Der knappe Zeitplan von Juli 2011 bis Frühjahr 2012 lasse sich einerseits vor allem dank der Holzbauweise bewerkstelligen, versichert Schwarz. „Die Holzbauweise ist sehr viel genauer als die Massivbauweise, und sie lässt sich zudem gut vorfabrizieren, so dass wir sehr viel schneller bauen können.“ Parallel habe das in Haselbach verwendete Glassystem zur schnellen Bauweise beigetragen. „Immerhin war bereits November, als die Verglasung an der Reihe war“, kommentiert Schwarz. Da das Wetter zu schlecht war, „konnten wir die Wetterfuge auch nicht sofort herstellen, sondern mussten dafür noch ein paar Tage warten“, informiert er weiter. „Das war aber kein Problem, weil die Fassade schon dicht war.“ Der Planer hatte zuvor auf Basis von drei möglichen Ausführungsdetails des Verbinderherstellers Knapp die Lösung ausgewählt, die es ermöglicht, die Scheiben auf Wunsch sofort austauschen zu können, ohne dass die Fassade dazu geöffnet werden muss. „Es genügt die Silikonfuge herauszuschneiden und schon kann das Glas ausgewechselt werden“, informiert Schwarz. Das Objekt in Haselbach ist eines der ersten, die diese Art der Verglasung nutzen.
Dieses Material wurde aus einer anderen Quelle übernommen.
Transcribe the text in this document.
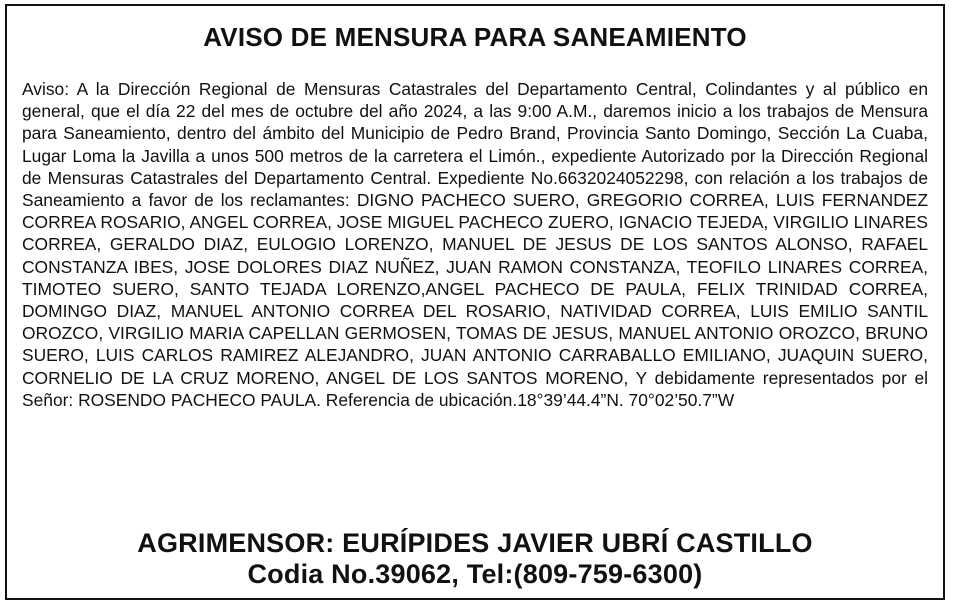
AVISO DE MENSURA PARA SANEAMIENTO
Aviso: A la Dirección Regional de Mensuras Catastrales del Departamento Central, Colindantes y al público en general, que el día 22 del mes de octubre del año 2024, a las 9:00 A.M., daremos inicio a los trabajos de Mensura para Saneamiento, dentro del ámbito del Municipio de Pedro Brand, Provincia Santo Domingo, Sección La Cuaba, Lugar Loma la Javilla a unos 500 metros de la carretera el Limón., expediente Autorizado por la Dirección Regional de Mensuras Catastrales del Departamento Central. Expediente No.6632024052298, con relación a los trabajos de Saneamiento a favor de los reclamantes: DIGNO PACHECO SUERO, GREGORIO CORREA, LUIS FERNANDEZ CORREA ROSARIO, ANGEL CORREA, JOSE MIGUEL PACHECO ZUERO, IGNACIO TEJEDA, VIRGILIO LINARES CORREA, GERALDO DIAZ, EULOGIO LORENZO, MANUEL DE JESUS DE LOS SANTOS ALONSO, RAFAEL CONSTANZA IBES, JOSE DOLORES DIAZ NUÑEZ, JUAN RAMON CONSTANZA, TEOFILO LINARES CORREA, TIMOTEO SUERO, SANTO TEJADA LORENZO,ANGEL PACHECO DE PAULA, FELIX TRINIDAD CORREA, DOMINGO DIAZ, MANUEL ANTONIO CORREA DEL ROSARIO, NATIVIDAD CORREA, LUIS EMILIO SANTIL OROZCO, VIRGILIO MARIA CAPELLAN GERMOSEN, TOMAS DE JESUS, MANUEL ANTONIO OROZCO, BRUNO SUERO, LUIS CARLOS RAMIREZ ALEJANDRO, JUAN ANTONIO CARRABALLO EMILIANO, JUAQUIN SUERO, CORNELIO DE LA CRUZ MORENO, ANGEL DE LOS SANTOS MORENO, Y debidamente representados por el Señor: ROSENDO PACHECO PAULA. Referencia de ubicación.18°39’44.4”N. 70°02’50.7”W
AGRIMENSOR: EURÍPIDES JAVIER UBRÍ CASTILLO
Codia No.39062, Tel:(809-759-6300)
„Ich würde das auch jederzeit wieder tun“, beteuert Schwarz. „Man spart sich dadurch Kosten für die Windverbände, es ist optisch schöner, und zudem ist die Montagezeit angenehm kurz.“ Es müsse lediglich darauf geachtet werden, dass die Montage durch geschultes Personal ausgeführt werde – und dass das System möglichst früh in die statische Planung eingebunden werde, da dadurch Windverbände entfallen und sich somit die Statik ändert.
Sogar die Kostenfrage des Projekts kann sich sehen lassen. Zwar liegen die Preise für die Verglasung etwa 20 % über denen einer gewohnten Ausführung. Die Zeitersparnis der kürzeren Montage und die Kostenersparnis aufgrund der entfallenden Windverbände machen dieses Manko jedoch wieder wett.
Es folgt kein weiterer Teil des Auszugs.